Die Verhandlungen zielen darauf ab, einen multilateralen Mechanismus zu entwickeln, der sicherstellt, dass die finanziellen Erträge aus der Nutzung digitaler Sequenzinformationen fair mit den Herkunftsländern und indigenen Völkern geteilt werden. Dr. Amber Hartman Scholz, Leiterin der Abteilung Science Policy und Internationalisation an der DSMZ, erklärt, dass die Verhandlungsführer die Rolle der biologischen Datenbanken als wesentliche Forschungsinfrastruktur anerkannt haben. Gleichzeitig wird ein Gleichgewicht zwischen dem Schutz dieser Datenbanken und der Schaffung von Transparenz sowie rechtlicher Sicherheit angestrebt, um die globale Verteilung der Vorteile zu verbessern.
Eines der größten Herausforderungen besteht darin, die Prinzipien der offenen Wissenschaft mit den Anforderungen eines gerechten Ausgleichs in Einklang zu bringen. Digitale Sequenzinformationen sind eine zentrale Grundlage für moderne Lebenswissenschaften wie Medizin und Pflanzenzüchtung. Dennoch fehlte es bislang an einer globalen Infrastruktur, um die rechtlichen Anforderungen ohne bürokratische Hürden in bestehende, öffentlich zugängliche Gendatenbanken zu integrieren.

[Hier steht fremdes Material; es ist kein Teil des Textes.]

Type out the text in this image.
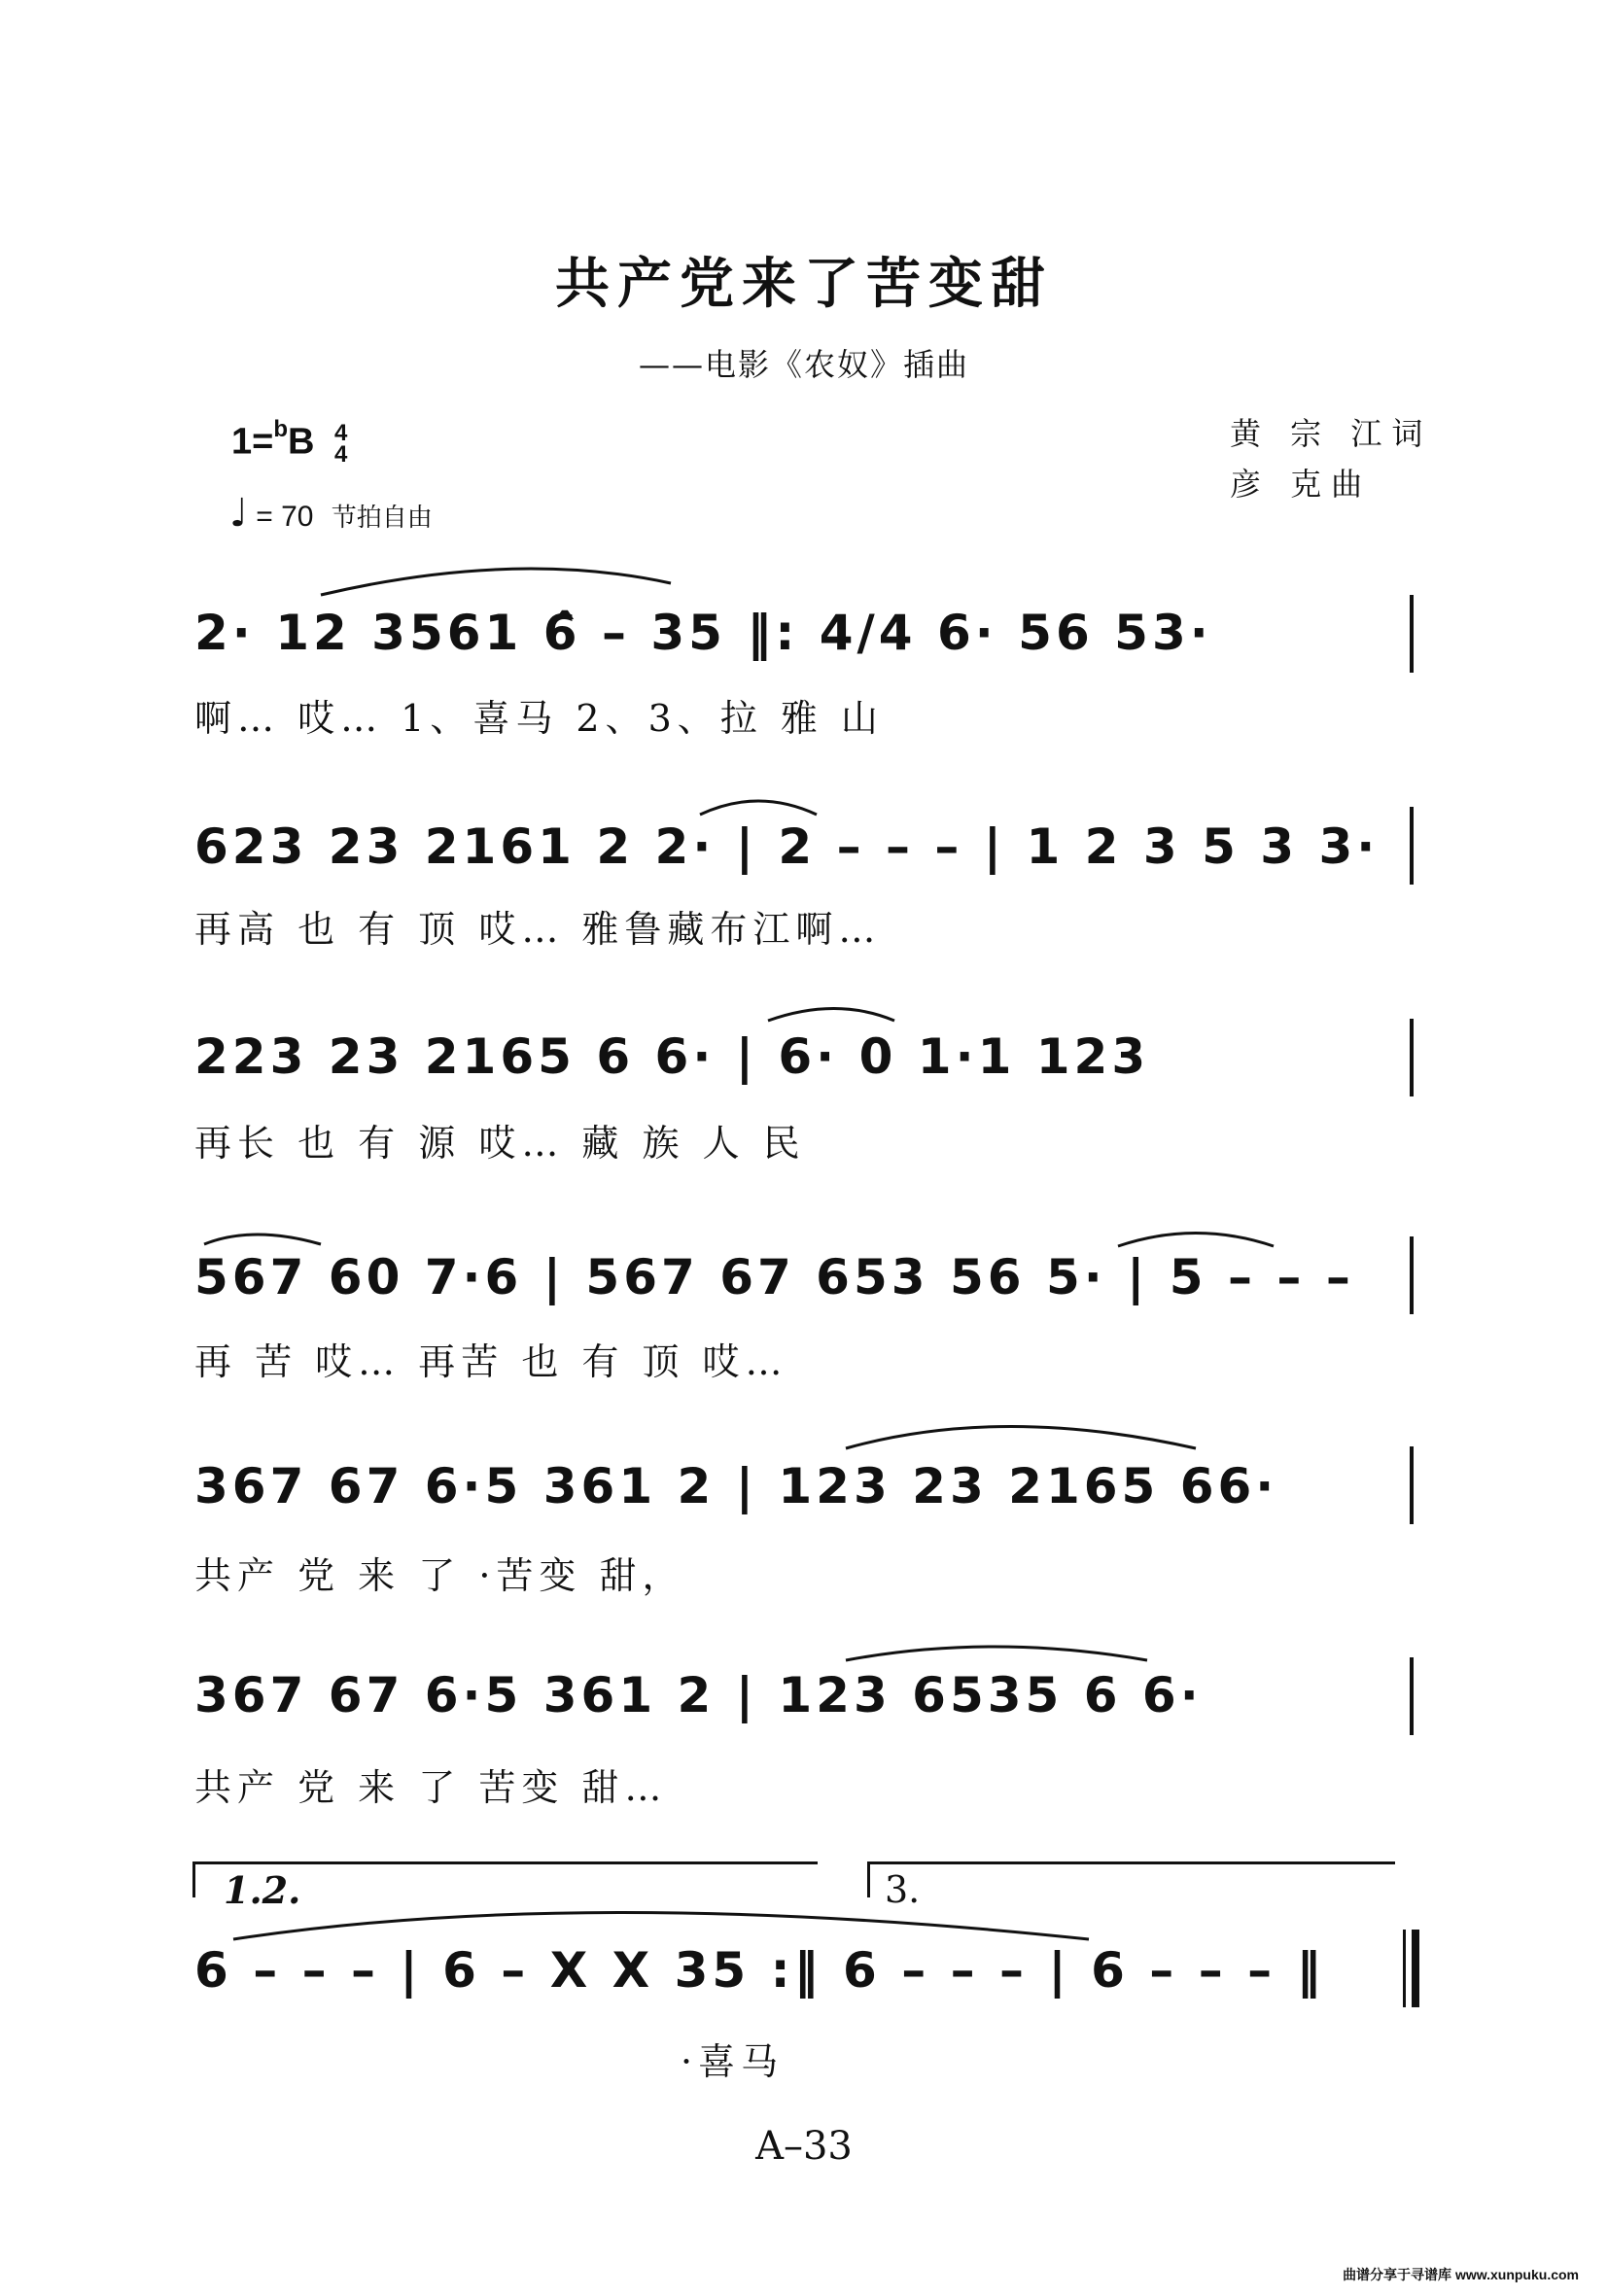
共产党来了苦变甜
——电影《农奴》插曲
黄 宗 江词
彦 克曲
1=$^b$B 4
4
♩ = 70 节拍自由
2· 12 3561 6̂ – 35 ‖: 4/4 6· 56 53·
啊… 哎… 1、喜马 2、3、拉 雅 山
623 23 2161 2 2· | 2 – – – | 1 2 3 5 3 3·
再高 也 有 顶 哎… 雅鲁藏布江啊…
223 23 2165 6 6· | 6· 0 1·1 123
再长 也 有 源 哎… 藏 族 人 民
567 60 7·6 | 567 67 653 56 5· | 5 – – –
再 苦 哎… 再苦 也 有 顶 哎…
367 67 6·5 361 2 | 123 23 2165 66·
共产 党 来 了 ·苦变 甜，
367 67 6·5 361 2 | 123 6535 6 6·
共产 党 来 了 苦变 甜…
1.2.	3.
6 – – – | 6 – X X 35 :‖ 6 – – – | 6 – – – ‖
·喜马
A–33
曲谱分享于寻谱库 www.xunpuku.com
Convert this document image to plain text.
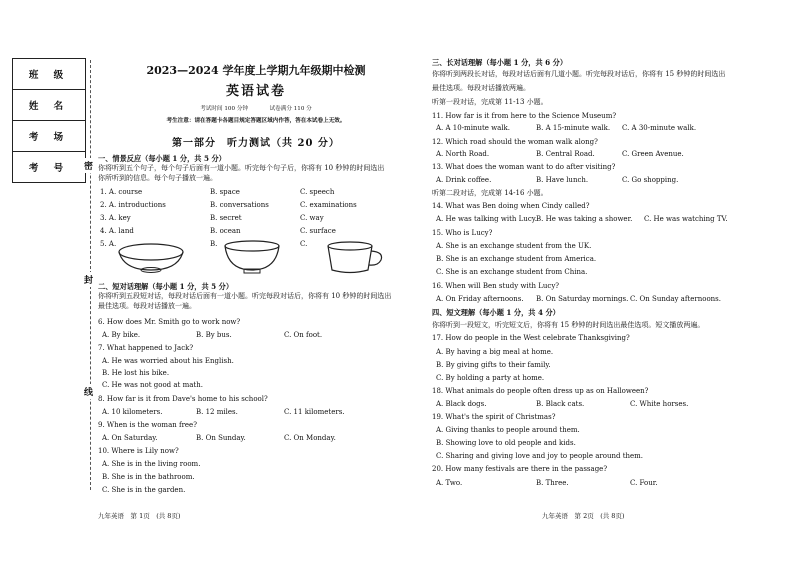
班 级
姓 名
考 场
考 号	密
封
线
2023—2024 学年度上学期九年级期中检测
英语试卷
考试时间 100 分钟	试卷满分 110 分
考生注意：请在答题卡各题目规定答题区域内作答，答在本试卷上无效。
第一部分　听力测试（共 20 分）
一、情景反应（每小题 1 分，共 5 分）
你将听到五个句子，每个句子后面有一道小题。听完每个句子后，你将有 10 秒钟的时间选出
你所听到的信息。每个句子播放一遍。
1. A. course	B. space	C. speech
2. A. introductions	B. conversations	C. examinations
3. A. key	B. secret	C. way
4. A. land	B. ocean	C. surface
5. A.	B.	C.
二、短对话理解（每小题 1 分，共 5 分）
你将听到五段短对话，每段对话后面有一道小题。听完每段对话后，你将有 10 秒钟的时间选出
最佳选项。每段对话播放一遍。
6. How does Mr. Smith go to work now?
A. By bike.	B. By bus.	C. On foot.
7. What happened to Jack?
A. He was worried about his English.
B. He lost his bike.
C. He was not good at math.
8. How far is it from Dave's home to his school?
A. 10 kilometers.	B. 12 miles.	C. 11 kilometers.
9. When is the woman free?
A. On Saturday.	B. On Sunday.	C. On Monday.
10. Where is Lily now?
A. She is in the living room.
B. She is in the bathroom.
C. She is in the garden.
九年英语　第 1页　(共 8页)
三、长对话理解（每小题 1 分，共 6 分）
你将听到两段长对话，每段对话后面有几道小题。听完每段对话后，你将有 15 秒钟的时间选出
最佳选项。每段对话播放两遍。
听第一段对话，完成第 11-13 小题。
11. How far is it from here to the Science Museum?
A. A 10-minute walk.	B. A 15-minute walk. C. A 30-minute walk.
12. Which road should the woman walk along?
A. North Road.	B. Central Road.	C. Green Avenue.
13. What does the woman want to do after visiting?
A. Drink coffee.	B. Have lunch.	C. Go shopping.
听第二段对话，完成第 14-16 小题。
14. What was Ben doing when Cindy called?
A. He was talking with Lucy. B. He was taking a shower. C. He was watching TV.
15. Who is Lucy?
A. She is an exchange student from the UK.
B. She is an exchange student from America.
C. She is an exchange student from China.
16. When will Ben study with Lucy?
A. On Friday afternoons. B. On Saturday mornings. C. On Sunday afternoons.
四、短文理解（每小题 1 分，共 4 分）
你将听到一段短文，听完短文后，你将有 15 秒钟的时间选出最佳选项。短文播放两遍。
17. How do people in the West celebrate Thanksgiving?
A. By having a big meal at home.
B. By giving gifts to their family.
C. By holding a party at home.
18. What animals do people often dress up as on Halloween?
A. Black dogs.	B. Black cats.	C. White horses.
19. What's the spirit of Christmas?
A. Giving thanks to people around them.
B. Showing love to old people and kids.
C. Sharing and giving love and joy to people around them.
20. How many festivals are there in the passage?
A. Two.	B. Three.	C. Four.
九年英语　第 2页　(共 8页)
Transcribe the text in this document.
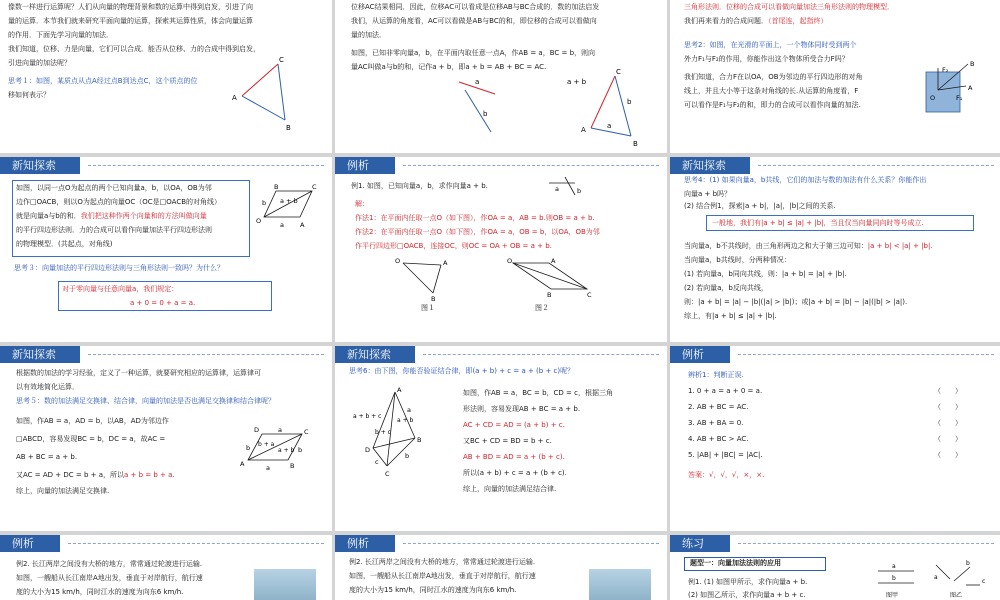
像数一样进行运算呢？人们从向量的物理背景和数的运算中得到启发，引进了向
量的运算．本节我们就来研究平面向量的运算，探索其运算性质，体会向量运算
的作用．下面先学习向量的加法．
我们知道，位移、力是向量，它们可以合成．能否从位移、力的合成中得到启发，
引进向量的加法呢？
思考１：如图，某质点从点A经过点B到达点C，这个质点的位
移如何表示？	A
B
C
位移AC结果相同．因此，位移AC可以看成是位移AB与BC合成的．数的加法启发
我们，从运算的角度看，AC可以看做是AB与BC的和，即位移的合成可以看做向
量的加法．
如图，已知非零向量a，b，在平面内取任意一点A，作AB = a，BC = b，则向
量AC叫做a与b的和，记作a + b，即a + b = AB + BC = AC.
a
b
a + b
b
a
C
A
B
三角形法则．位移的合成可以看做向量加法三角形法则的物理模型．
我们再来看力的合成问题．（首尾连，起指终）
思考2：如图，在光滑的平面上，一个物体同时受到两个
外力F₁与F₂的作用，你能作出这个物体所受合力F吗？
我们知道，合力F在以OA，OB为邻边的平行四边形的对角
线上，并且大小等于这条对角线的长.从运算的角度看，F
可以看作是F₁与F₂的和，即力的合成可以看作向量的加法.
F₂
B
O
A
F₁
新知探索
如图，以同一点O为起点的两个已知向量a，b，以OA，OB为邻
边作□OACB，则以O为起点的向量OC（OC是□OACB的对角线）
就是向量a与b的和．我们把这种作两个向量和的方法叫做向量
的平行四边形法则．力的合成可以看作向量加法平行四边形法则
的物理模型．(共起点，对角线)
B	C
b a + b
O	a A
思考３：向量加法的平行四边形法则与三角形法则一致吗？为什么？
对于零向量与任意向量a，我们规定：
a + 0 = 0 + a = a.
例析
例1. 如图，已知向量a，b，求作向量a + b.	a	b
解：
作法1：在平面内任取一点O（如下图），作OA = a，AB = b.则OB = a + b.
作法2：在平面内任取一点O（如下图），作OA = a，OB = b，以OA，OB为邻
作平行四边形□OACB，连接OC，则OC = OA + OB = a + b.
O	A
B
O	A
B	C
图１	图２
新知探索
思考4：(1) 如果向量a，b共线，它们的加法与数的加法有什么关系？你能作出
向量a + b吗？
(2) 结合例1，探索|a + b|，|a|，|b|之间的关系.
一般地，我们有|a + b| ≤ |a| + |b|，当且仅当向量同向时等号成立.
当向量a，b不共线时，由三角形两边之和大于第三边可知：|a + b| < |a| + |b|.
当向量a，b共线时，分两种情况：
(1) 若向量a，b同向共线，则：|a + b| = |a| + |b|.
(2) 若向量a，b反向共线，
则：|a + b| = |a| − |b|(|a| > |b|)；或|a + b| = |b| − |a|(|b| > |a|).
综上，有|a + b| ≤ |a| + |b|.
新知探索
根据数的加法的学习经验，定义了一种运算，就要研究相应的运算律，运算律可
以有效地简化运算．
思考５：数的加法满足交换律、结合律，向量的加法是否也满足交换律和结合律呢？
如图，作AB = a，AD = b，以AB，AD为邻边作
□ABCD，容易发现BC = b，DC = a，故AC =
AB + BC = a + b.
又AC = AD + DC = b + a，所以a + b = b + a.
综上，向量的加法满足交换律.
D	a	C
b + a
a + b
b	b
A	a	B
新知探索
思考6：由下图，你能否验证结合律，即(a + b) + c = a + (b + c)呢？
a + b + c
b + c
a + b
A
D
B
C
c
b
a
如图，作AB = a，BC = b，CD = c，根据三角
形法则，容易发现AB + BC = a + b.
AC + CD = AD = (a + b) + c.
又BC + CD = BD = b + c.
AB + BD = AD = a + (b + c).
所以(a + b) + c = a + (b + c).
综上，向量的加法满足结合律.
例析
辨析1：判断正误.
1. 0 + a = a + 0 = a.	（　　）
2. AB + BC = AC.	（　　）
3. AB + BA = 0.	（　　）
4. AB + BC > AC.	（　　）
5. |AB| + |BC| = |AC|.	（　　）
答案：√，√，√，×，×.
例析
例2. 长江两岸之间没有大桥的地方，常常通过轮渡进行运输.
如图，一艘船从长江南岸A地出发，垂直于对岸航行，航行速
度的大小为15 km/h，同时江水的速度为向东6 km/h.
例析
例2. 长江两岸之间没有大桥的地方，常常通过轮渡进行运输.
如图，一艘船从长江南岸A地出发，垂直于对岸航行，航行速
度的大小为15 km/h，同时江水的速度为向东6 km/h.
练习
题型一：向量加法法则的应用
例1. (1) 如图甲所示，求作向量a + b.
(2) 如图乙所示，求作向量a + b + c.
a
b
图甲
a
b
c
图乙
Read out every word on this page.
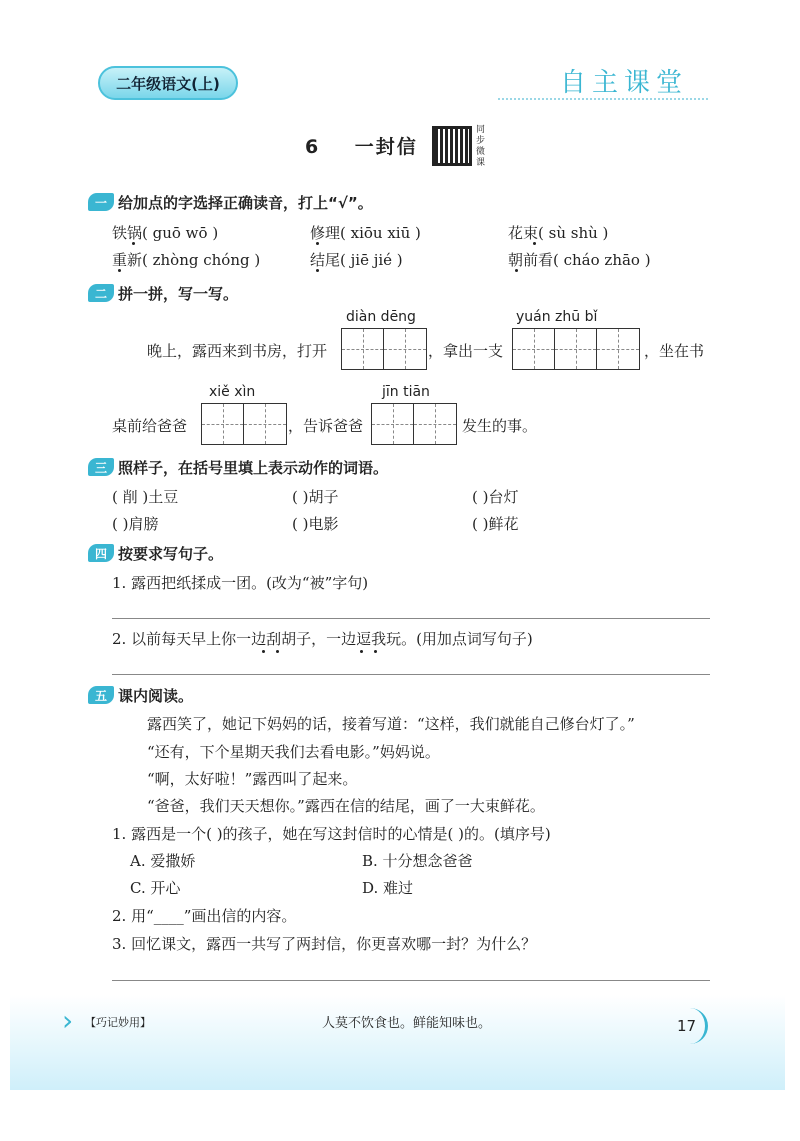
二年级语文(上)	自主课堂
6 一封信
同步微课
一 给加点的字选择正确读音，打上“√”。
铁锅( guō wō )	修理( xiōu xiū )	花束( sù shù )
重新( zhòng chóng )	结尾( jiē jié )	朝前看( cháo zhāo )
二 拼一拼，写一写。
diàn dēng	yuán zhū bǐ
晚上，露西来到书房，打开	，拿出一支	，坐在书
xiě xìn	jīn tiān
桌前给爸爸	，告诉爸爸	发生的事。
三 照样子，在括号里填上表示动作的词语。
( 削 )土豆	( )胡子	( )台灯
( )肩膀	( )电影	( )鲜花
四 按要求写句子。
1. 露西把纸揉成一团。(改为“被”字句)
2. 以前每天早上你一边刮胡子，一边逗我玩。(用加点词写句子)
五 课内阅读。
露西笑了，她记下妈妈的话，接着写道：“这样，我们就能自己修台灯了。”
“还有，下个星期天我们去看电影。”妈妈说。
“啊，太好啦！”露西叫了起来。
“爸爸，我们天天想你。”露西在信的结尾，画了一大束鲜花。
1. 露西是一个( )的孩子，她在写这封信时的心情是( )的。(填序号)
A. 爱撒娇	B. 十分想念爸爸
C. 开心	D. 难过
2. 用“____”画出信的内容。
3. 回忆课文，露西一共写了两封信，你更喜欢哪一封？为什么？
› 【巧记妙用】	人莫不饮食也。鲜能知味也。	17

Im Rahmen des Projekts untersuchten die Autoren globale Umfragen, Interviews und Workshops mit Vertretern internationaler Datenbanken. Die Studie identifiziert mehrere konkrete Maßnahmen, die sofort umgesetzt werden können, um die Nutzer besser zu informieren und die Compliance zu fördern. Dazu gehören:
1. Optimierung der Nutzerinformation: Forscher sollen beim Hochladen von Daten automatisch über geltende Compliance-Anforderungen und die UN-Mechanismen informiert werden.
2. Verbesserung geografischer Metadaten: Die Datenbanken müssen die Erfassung des Ursprungsorts einer Probe einfacher gestalten, um die Rückverfolgbarkeit zu erhöhen.
3. Anpassung der Nutzungsbedingungen: Die Integration der UN-Richtlinien in die rechtlichen Vereinbarungen der Datenbanken soll die rechtliche Sicherheit verstärken.
4. Erfassung nicht-monetärer Vorteile: Neue Ansätze sollen den Wissenstransfer dokumentieren, etwa durch Kapazitätsaufbau in Entwicklungsländern, gemeinsame Publikationen und kostenlose Schulungsprogramme.
Dr. Barbara Ebert, Geschäftsführerin der Gesellschaft für biologische Daten e. V. und Projektleiterin der Machbarkeitsstudie, betont die ethische Verantwortung der Wissenschaft, einen gerechten Vorteilsausgleich zu fördern. Die öffentlichen Datenbanken für digitale Sequenzinformationen sind unverzichtbar für die Forschung und der Zugang zu diesen Daten sollte offen und kostenfrei bleiben. Die Unterstützung der gerechten Verteilung von Vorteilen wird als eine moralische Verpflichtung angesehen, die auch die Betreiber wissenschaftlicher Dateninfrastrukturen einschließt.
Die vorgeschlagenen Maßnahmen sollen sicherstellen, dass biologische Datenbanken ihren offenen Charakter beibehalten, während gleichzeitig die globale Nachhaltigkeit und die Einhaltung internationaler Verträge gesichert werden. Dr. Amber Hartman Scholz hebt hervor, dass der offene Zugang zu Daten für Spitzenforscher in Deutschland von großer Bedeutung ist und dass die Zusammenarbeit mit Partnern aus der Nationalen Forschungsdateninfrastruktur NFDI in dieser Studie von Stolz ist.
Die Initiative wurde durch das Bundesamt für Naturschutz (BfN) im Rahmen von Mitteln des Bundesministeriums für Umwelt, Naturschutz, Bau und Reaktorsicherheit unterstützt. Die Ergebnisse dieses Projekts haben das Potenzial, die Art und Weise zu transformieren, wie biologische Datenbanken in Zukunft betrieben werden, und könnten einen entscheidenden Beitrag zur gerechten Verteilung von Ressourcen und Wissen auf globaler Ebene leisten.